My research focuses on the theoretical aspects of modern data management systems, and in particular those related to the processing of big data, which is typically huge, noisy and valuable. In this talk, I will focus on two fundamental problems: processing big data with massive parallelism and pricing data.
In the first part, I will look into modern data analytics systems that use large-scale parallelism to analyze massive datasets, and present a theoretical model that captures the complexity of query processing in such systems. The main parameter is the communication cost, which becomes a dominating factor because of the need to reshuffle the data at each round of the computation. Based on this model, I will discuss how we can design efficient parallel algorithms for query processing with formal guarantees on their behavior.
In the second part, I will show how the fact that data has become a valuable commodity that can be bought and sold motivates the problem of pricing data. I will then discuss the properties that the assigned prices must satisfy, and address the challenges of building a practical pricing system with such formal guarantees.

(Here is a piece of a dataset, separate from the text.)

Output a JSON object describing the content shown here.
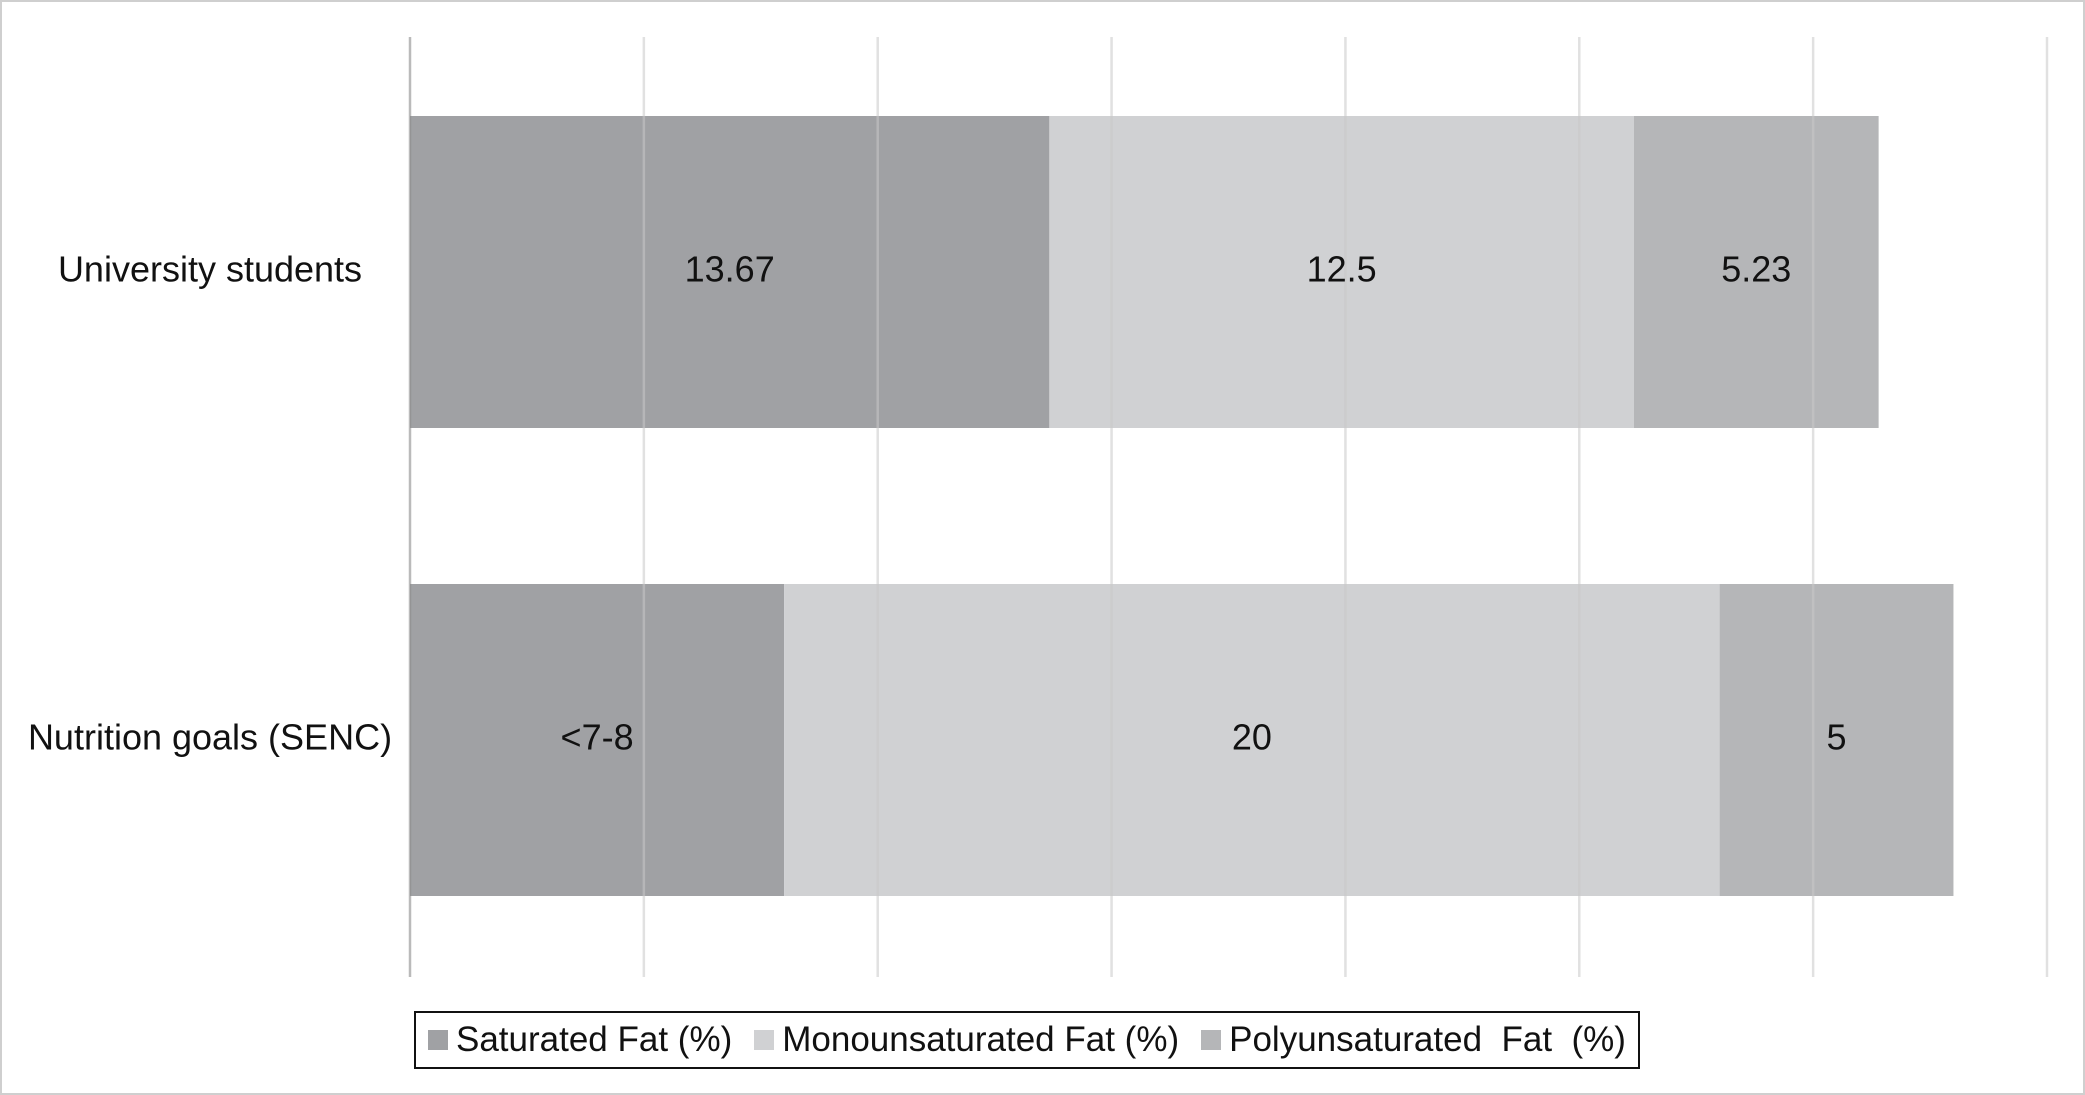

Bio: Paris Koutris is a Ph.D. candidate in the Computer Science & Engineering Department at the University of Washington, advised by Dan Suciu. His research focuses on the theoretical aspects of data management, and in particular on problems that arise in modern applications and systems for processing big data. He received his Diploma from the National Technical University of Athens and also completed a M.Sc. Degree in Logic, Algorithms and Computation at the University of Athens.